Anche perché dovete sapere che nella mia stanza ci sono due letti, in uno dei due, molto raramente, dorme mio papà, succede quando deve restare a Roma qualche giorno per lavoro. Ci viene a trovare e la notte si corica nella mia stanza. Fino ad allora non ci avevo quasi fatto caso, era il mio paparino, magari russava un poco, e mi faceva sentire a casa, ma dopo quello che avevo visto non avrei avuto la forza di dormire. Avevo bisogno di stare sola.
Capitava anche che andavamo a cena assieme e mio papà avendo magari bevuto un pochino, mai fino ad ubriacarsi, preferiva dormire da noi per ripartire la mattina. Temevo che andando a cena sarebbe successo proprio questo.

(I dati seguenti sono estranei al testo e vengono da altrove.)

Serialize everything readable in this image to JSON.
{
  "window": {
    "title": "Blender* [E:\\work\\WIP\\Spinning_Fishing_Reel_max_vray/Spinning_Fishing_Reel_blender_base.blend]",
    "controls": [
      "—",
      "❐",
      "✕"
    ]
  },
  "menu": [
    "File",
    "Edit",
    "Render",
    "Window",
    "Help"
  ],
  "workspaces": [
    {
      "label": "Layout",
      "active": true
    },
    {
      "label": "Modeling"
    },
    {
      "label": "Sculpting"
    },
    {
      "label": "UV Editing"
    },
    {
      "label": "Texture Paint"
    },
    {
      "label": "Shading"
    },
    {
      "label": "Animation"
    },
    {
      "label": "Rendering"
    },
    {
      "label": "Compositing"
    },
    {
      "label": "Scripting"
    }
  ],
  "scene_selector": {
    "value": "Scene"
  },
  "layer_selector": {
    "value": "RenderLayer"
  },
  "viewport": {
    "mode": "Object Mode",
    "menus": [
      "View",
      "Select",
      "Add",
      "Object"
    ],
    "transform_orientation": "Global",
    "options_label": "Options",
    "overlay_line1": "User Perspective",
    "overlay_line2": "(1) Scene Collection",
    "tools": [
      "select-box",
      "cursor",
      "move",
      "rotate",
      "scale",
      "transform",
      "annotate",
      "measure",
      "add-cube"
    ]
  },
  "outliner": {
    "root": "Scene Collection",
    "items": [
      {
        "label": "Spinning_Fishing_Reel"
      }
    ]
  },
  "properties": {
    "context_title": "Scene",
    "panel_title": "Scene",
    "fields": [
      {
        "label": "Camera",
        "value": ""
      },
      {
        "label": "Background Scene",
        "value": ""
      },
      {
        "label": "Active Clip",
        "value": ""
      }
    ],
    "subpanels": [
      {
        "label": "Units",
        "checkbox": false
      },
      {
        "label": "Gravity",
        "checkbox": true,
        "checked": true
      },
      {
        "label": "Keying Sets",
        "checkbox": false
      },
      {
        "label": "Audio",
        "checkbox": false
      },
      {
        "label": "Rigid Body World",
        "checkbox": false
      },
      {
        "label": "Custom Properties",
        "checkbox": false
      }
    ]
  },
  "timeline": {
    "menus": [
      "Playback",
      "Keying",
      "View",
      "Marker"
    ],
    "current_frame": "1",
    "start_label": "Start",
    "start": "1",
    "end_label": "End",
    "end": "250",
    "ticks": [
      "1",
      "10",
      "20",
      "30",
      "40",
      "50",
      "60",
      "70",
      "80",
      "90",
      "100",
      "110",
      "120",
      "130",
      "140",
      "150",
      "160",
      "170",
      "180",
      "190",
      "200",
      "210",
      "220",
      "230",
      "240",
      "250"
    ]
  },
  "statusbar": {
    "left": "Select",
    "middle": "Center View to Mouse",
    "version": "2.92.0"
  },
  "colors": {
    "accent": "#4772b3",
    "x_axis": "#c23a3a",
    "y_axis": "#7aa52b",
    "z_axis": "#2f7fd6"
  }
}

Infatti, seduti al tavolo del ristorante, all’aperto in un bel vicoletto romano, è bastato poco tempo per tornare alla normalità. Due ore dopo chiacchieravamo e ridevamo felici, io mi sentivo come se non fosse successo niente, forse mi ero abituata all’idea, fatta sta che tornammo a casa contenti e un po alticci.

Mentre mio padre andava in bagno per prepararsi, rimasi in cucina sola con Marta, che mi chiese:

‘Tutto a posto? Sei ancora arrabbiata con me?’

‘No risposi, non ti preoccupare, ero solo un po gelosa’ Dicendo queste parole sentivo di non essere del tutto sincera, ma era stato un shock troppo grande, e avevo bisogno di restare sola per pensare un poco, per capire. Mio padre entrò in cucina, ci diede un bacino e andò dormire. Era sempre così, andava a dormire per primo, penso lo facesse per addormentarsi e lasciare me libera di coricarmi come se fossi sola, era un atto di delicatezza per farmi sentire più libera, penso.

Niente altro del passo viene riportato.